How does the SC protect rights?

  1. JUDICIAL REVIEW
  • SC able to question the lawfulness of decisions made by public bodies, such as local councils, government departments, police forces or health authorities.
  • However, it’s limited by parliamentary sovereignty.
  • Al Rawi v Security Service (2010) – gov wanted to use ‘closed material procedure’, SC said it would undermine civil liberties, parliament passed Justice and Security Act (2010) to allow it.
  1. HRA
  • In 1998, the ECHR was incorporated into UK law by Blair gov, stating that all legislation, actions and decisions made by any decision makers had to conform to the convention.
  • This has meant citizens can assert their rights more forcefully.

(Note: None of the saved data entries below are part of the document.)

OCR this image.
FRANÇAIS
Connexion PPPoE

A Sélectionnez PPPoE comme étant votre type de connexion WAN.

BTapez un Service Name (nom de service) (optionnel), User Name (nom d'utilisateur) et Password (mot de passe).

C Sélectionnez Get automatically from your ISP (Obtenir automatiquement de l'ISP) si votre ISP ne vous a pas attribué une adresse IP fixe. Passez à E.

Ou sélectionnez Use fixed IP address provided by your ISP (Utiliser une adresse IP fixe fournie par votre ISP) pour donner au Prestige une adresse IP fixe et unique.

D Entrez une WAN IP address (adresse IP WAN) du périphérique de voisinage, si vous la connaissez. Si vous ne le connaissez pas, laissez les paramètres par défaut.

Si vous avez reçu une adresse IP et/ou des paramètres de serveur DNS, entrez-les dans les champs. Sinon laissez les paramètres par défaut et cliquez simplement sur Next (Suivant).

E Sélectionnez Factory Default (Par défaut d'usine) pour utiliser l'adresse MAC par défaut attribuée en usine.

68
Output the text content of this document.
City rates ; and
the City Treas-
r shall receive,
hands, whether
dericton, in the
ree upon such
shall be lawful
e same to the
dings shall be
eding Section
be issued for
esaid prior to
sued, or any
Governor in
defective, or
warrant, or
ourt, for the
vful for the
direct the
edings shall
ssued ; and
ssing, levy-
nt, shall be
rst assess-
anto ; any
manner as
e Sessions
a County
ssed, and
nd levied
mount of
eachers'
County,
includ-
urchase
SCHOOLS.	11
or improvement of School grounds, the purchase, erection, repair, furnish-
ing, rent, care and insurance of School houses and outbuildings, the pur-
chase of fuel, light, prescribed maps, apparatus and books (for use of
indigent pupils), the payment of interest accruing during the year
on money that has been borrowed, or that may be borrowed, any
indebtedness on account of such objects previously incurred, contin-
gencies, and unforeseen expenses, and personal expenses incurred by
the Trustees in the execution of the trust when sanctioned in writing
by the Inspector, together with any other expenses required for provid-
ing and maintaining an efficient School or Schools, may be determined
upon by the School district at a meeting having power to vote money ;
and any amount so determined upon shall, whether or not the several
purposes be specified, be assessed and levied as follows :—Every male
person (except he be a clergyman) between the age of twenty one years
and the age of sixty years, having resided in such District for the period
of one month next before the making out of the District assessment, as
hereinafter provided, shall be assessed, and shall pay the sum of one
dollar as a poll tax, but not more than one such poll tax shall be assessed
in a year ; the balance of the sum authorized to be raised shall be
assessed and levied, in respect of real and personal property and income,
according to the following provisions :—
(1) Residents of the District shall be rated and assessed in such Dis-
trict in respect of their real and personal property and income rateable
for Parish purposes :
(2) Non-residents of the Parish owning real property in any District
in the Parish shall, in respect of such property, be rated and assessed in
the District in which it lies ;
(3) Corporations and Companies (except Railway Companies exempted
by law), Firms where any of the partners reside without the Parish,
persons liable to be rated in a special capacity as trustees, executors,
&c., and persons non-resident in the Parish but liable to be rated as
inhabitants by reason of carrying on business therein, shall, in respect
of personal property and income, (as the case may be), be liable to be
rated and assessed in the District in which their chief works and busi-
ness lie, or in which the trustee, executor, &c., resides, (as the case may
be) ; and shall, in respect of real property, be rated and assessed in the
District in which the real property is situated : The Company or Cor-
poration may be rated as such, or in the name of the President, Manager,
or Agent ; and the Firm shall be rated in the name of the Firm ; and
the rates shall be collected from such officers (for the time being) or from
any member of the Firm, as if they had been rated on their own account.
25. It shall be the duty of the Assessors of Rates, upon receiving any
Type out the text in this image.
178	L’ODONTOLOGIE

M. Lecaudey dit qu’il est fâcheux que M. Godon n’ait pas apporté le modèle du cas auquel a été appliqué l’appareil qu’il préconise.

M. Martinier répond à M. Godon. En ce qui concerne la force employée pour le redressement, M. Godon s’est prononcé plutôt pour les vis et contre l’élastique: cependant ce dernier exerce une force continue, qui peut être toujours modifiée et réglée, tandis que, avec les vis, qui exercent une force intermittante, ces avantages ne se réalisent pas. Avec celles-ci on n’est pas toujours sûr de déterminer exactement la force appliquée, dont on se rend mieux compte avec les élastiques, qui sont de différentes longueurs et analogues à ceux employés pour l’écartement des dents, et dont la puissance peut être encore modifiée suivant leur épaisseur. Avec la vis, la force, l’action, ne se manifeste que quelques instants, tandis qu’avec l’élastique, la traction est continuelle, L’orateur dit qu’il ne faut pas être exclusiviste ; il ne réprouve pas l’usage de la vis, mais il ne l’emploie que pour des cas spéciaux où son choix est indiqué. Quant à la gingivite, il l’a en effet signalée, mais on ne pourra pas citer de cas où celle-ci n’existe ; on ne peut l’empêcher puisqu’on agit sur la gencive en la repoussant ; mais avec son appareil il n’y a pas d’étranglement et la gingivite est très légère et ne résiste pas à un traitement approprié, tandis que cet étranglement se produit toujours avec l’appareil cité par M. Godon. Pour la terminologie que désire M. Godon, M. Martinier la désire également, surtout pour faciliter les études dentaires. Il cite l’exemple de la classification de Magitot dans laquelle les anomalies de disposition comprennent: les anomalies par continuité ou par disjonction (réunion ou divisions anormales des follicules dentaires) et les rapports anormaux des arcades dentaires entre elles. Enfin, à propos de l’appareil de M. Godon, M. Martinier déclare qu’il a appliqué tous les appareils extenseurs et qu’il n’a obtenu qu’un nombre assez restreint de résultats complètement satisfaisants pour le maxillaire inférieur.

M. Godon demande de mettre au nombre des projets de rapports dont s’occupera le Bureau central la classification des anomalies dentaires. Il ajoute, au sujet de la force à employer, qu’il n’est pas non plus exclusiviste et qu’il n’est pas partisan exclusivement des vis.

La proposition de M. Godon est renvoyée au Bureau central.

  • In cases where human rights have been abused, it has resulted in important court cases with political significance.
  • A and others v Secretary of State for the Home Department(2004) held that the indefinite detention of foreign prisoners in Belmarsh without trial under the Anti-terrorism Act (2001) was incompatible with ECHR.
  1. EU
  • The European Court of Human Rights that was set up by the Council of Europe allows citizens who believe they have had their rights abused by the government, and if they believe that the British Court has not interpreted the HRA correctly, the right to appeal to them.
  • If it finds the Convention has been broken it can reverse the decision in question. This is the highest appeal so a case can go no further.
  • There is however an exception, and that is that the ECHR cannot set aside any law made by the Westminster Parliament as this is not subject to the European Convention.